Bien, no sé que haría un evolucionista con esto, pero me lo imagino. Si pregunto a la gente sobre la evolución, la única respuesta que recibo es: «Hay convergencia por todas partes». Y estoy bien seguro de que tomarían esto como un ejemplo de convergencia y que volverían a dibujar el diagrama. Después de todo, las aves y los mamíferos han convergido adentro de la zona adaptiva endotérmica. Estos datos de la hemoglobina podrían estar dándonos otro ejemplo de convergencia. Pero no vale. Porque aquí las proporciones del genotipo hombre-cocodrilo y cocodrilo-gallina, son iguales.

…De modo que, después de todo, esta cuestión parece ciertamente irresoluble. Hay alguna otra cosa que puedo hacer con esto. Estos datos nos dan un diagrama. No es el diagrama que aparece aquí. Dice que aves y mamíferos van juntos, y que los cocodrilos y lagartos forman un grupo. De modo que podemos seguir la sugerencia de Gary y combinar los cladogramas y añadir los mamíferos aquí. Y este es el cladograma que conseguimos después de tanto jugar.

¿Os gusta más? No, seguro que no. Así, entonces, ¿qué haremos? Bien, por suerte no tengo que seguir haciendo estas preguntas retóricas, porque estoy hablando del ejemplo de Mayr, y sé lo que él hizo. Recordaréis que Mayr publicó su diagrama original refiriéndose a las proporciones de genoma en 1974, cuando había muy pocas muestras disponibles de genoma, en forma de secuencias de proteína o aminoácidos, o de ácido nucleico. Y los dos ejemplos que presentó como ajustándose a su ejemplo eran aves y cocodrilianos, y de hombres y simios. Bien, desde 1974 hemos conseguido una abundancia de muestras del genoma de los hombres y de los simios, y, lejos de ajustarse a este esquema, todos decían lo mismo: que chimpancés y humanos difieren en menos del 1% del genoma. De modo que la predicción de Mayr quedó falsada aquí.

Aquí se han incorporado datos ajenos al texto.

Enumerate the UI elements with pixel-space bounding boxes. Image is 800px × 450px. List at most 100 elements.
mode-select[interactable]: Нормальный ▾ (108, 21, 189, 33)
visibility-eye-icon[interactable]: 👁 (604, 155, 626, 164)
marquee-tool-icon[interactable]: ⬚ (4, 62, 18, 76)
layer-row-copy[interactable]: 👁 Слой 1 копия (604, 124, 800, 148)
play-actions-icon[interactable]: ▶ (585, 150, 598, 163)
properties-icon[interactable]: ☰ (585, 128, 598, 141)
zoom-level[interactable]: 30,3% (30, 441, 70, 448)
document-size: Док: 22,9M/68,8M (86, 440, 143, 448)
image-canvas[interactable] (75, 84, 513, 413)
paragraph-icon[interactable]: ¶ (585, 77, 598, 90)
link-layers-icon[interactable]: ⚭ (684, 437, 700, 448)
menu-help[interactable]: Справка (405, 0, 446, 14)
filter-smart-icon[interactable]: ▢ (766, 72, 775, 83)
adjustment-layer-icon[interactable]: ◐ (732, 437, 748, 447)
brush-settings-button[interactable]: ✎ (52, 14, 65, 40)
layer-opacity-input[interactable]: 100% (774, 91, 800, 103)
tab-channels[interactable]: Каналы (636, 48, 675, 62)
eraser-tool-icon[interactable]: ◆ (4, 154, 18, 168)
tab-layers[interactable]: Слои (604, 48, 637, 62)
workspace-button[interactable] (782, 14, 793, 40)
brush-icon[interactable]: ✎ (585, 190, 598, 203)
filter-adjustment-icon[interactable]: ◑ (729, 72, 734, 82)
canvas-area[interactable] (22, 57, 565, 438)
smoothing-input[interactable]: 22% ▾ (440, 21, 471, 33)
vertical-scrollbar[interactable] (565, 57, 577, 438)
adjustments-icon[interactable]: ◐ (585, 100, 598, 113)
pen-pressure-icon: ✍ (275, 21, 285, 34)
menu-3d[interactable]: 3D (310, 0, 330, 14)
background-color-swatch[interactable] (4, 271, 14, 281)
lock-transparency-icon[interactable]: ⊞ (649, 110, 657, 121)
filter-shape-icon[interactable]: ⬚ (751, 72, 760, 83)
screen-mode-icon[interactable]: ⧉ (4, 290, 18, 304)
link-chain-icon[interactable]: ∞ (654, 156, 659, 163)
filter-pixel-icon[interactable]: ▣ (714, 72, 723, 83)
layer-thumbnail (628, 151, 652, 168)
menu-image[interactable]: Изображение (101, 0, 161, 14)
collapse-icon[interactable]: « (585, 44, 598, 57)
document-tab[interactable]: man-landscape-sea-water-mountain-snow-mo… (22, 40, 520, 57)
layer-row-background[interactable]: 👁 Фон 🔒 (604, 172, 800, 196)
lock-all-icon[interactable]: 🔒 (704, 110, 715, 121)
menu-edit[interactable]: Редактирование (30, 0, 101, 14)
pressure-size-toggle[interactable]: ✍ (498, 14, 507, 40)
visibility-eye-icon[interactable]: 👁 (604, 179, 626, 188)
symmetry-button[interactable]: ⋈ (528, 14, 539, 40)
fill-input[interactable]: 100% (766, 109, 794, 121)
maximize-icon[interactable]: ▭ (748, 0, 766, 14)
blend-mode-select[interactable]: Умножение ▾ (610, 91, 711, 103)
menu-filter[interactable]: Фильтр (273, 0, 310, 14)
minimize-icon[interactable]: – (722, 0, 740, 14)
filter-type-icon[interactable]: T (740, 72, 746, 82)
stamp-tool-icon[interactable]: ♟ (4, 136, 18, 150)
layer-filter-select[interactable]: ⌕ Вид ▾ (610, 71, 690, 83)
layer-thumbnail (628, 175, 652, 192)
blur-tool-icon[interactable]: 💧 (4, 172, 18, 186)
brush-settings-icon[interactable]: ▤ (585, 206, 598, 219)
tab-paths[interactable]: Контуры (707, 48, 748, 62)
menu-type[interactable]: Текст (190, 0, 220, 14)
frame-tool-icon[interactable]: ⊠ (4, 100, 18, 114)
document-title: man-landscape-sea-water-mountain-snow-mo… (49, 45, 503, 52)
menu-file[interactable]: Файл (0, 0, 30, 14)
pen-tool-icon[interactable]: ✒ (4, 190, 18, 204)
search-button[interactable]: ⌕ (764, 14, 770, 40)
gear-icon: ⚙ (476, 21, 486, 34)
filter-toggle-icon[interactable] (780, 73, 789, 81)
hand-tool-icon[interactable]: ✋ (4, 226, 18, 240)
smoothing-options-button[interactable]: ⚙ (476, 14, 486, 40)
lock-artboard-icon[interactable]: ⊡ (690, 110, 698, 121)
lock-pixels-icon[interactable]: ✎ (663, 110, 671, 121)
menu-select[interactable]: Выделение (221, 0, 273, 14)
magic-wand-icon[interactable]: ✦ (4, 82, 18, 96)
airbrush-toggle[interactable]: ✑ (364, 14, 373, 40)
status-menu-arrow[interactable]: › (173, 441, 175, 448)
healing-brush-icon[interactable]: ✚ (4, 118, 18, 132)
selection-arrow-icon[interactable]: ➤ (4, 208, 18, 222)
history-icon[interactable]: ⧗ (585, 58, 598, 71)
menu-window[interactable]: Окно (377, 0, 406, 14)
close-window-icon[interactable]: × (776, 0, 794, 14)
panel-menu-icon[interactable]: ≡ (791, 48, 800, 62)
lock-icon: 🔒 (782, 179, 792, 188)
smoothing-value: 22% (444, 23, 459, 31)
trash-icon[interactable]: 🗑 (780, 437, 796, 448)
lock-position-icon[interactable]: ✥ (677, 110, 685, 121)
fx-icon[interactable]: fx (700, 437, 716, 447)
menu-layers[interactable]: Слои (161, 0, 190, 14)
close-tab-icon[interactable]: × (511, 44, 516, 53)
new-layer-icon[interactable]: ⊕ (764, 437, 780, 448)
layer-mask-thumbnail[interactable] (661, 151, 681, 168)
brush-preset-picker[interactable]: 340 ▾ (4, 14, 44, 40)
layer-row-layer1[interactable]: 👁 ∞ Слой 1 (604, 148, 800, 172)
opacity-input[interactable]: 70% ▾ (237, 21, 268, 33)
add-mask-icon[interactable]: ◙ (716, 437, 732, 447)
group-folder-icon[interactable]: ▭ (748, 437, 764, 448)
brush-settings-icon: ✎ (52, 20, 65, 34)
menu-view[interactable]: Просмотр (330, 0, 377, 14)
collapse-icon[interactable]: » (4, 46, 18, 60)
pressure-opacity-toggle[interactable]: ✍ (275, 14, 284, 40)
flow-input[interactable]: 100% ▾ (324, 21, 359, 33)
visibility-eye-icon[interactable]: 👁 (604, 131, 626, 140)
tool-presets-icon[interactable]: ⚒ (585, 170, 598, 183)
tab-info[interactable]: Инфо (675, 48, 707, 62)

Como ya he dicho, la falsación nunca es absoluta, y en este caso he sugerido que hay tres cosas posibles que pueden ser falsas: los datos del genoma, el diagrama, o las afirmaciones acerca de la evolución. Bien, por lo que respecta a hombres y a simios, Mayr sigue creyendo el diagrama, y sigue creyendo que tiene conocimiento acerca de la evolución, de modo que lo único que puede estar en un error son los datos. De modo que abandonó el genoma y volvió a la morfología —y así la semana pasada volvimos a tener planteada de nuevo la cuestión del centro de Broca y del hipocampo, o su equivalente moderno.

De modo que aquí hay dos observaciones: La primera trata de otro de los paralelos entre evolucionismo y creacionismo. En 1974, Mayr apeló al genotipo como la clave del efectivo conocimiento. Y en aquel tiempo el genotipo seguía siendo un gran misterio. Ahora que tenemos muestras del genotipo, oriundas de una amplia variedad de organismos, ya no es tan misterioso entonces se abandona, y se propone un nuevo misterio, el centro de Broca, y aquella larga lista de autapomorfías no especificadas del hombre. Parece que lo mismo que los creacionistas… los evolucionistas son proclives a apelar al misterio.

La segunda observación es mucho más importante: sobre los niveles en los que podemos investigar caracteres en sistemática. El nivel tradicional es la morfología, y todos estamos muy familiarizados con la morfología. Nos sentimos cómodos con los datos morfológicos y competentes para manejarla, pese a su complejidad. Tenemos una buena comprensión de lo que significa la homología a un nivel morfológico, y tenemos las transformaciones de la ontogenia como guía para ordenar los caracteres en series de transformación.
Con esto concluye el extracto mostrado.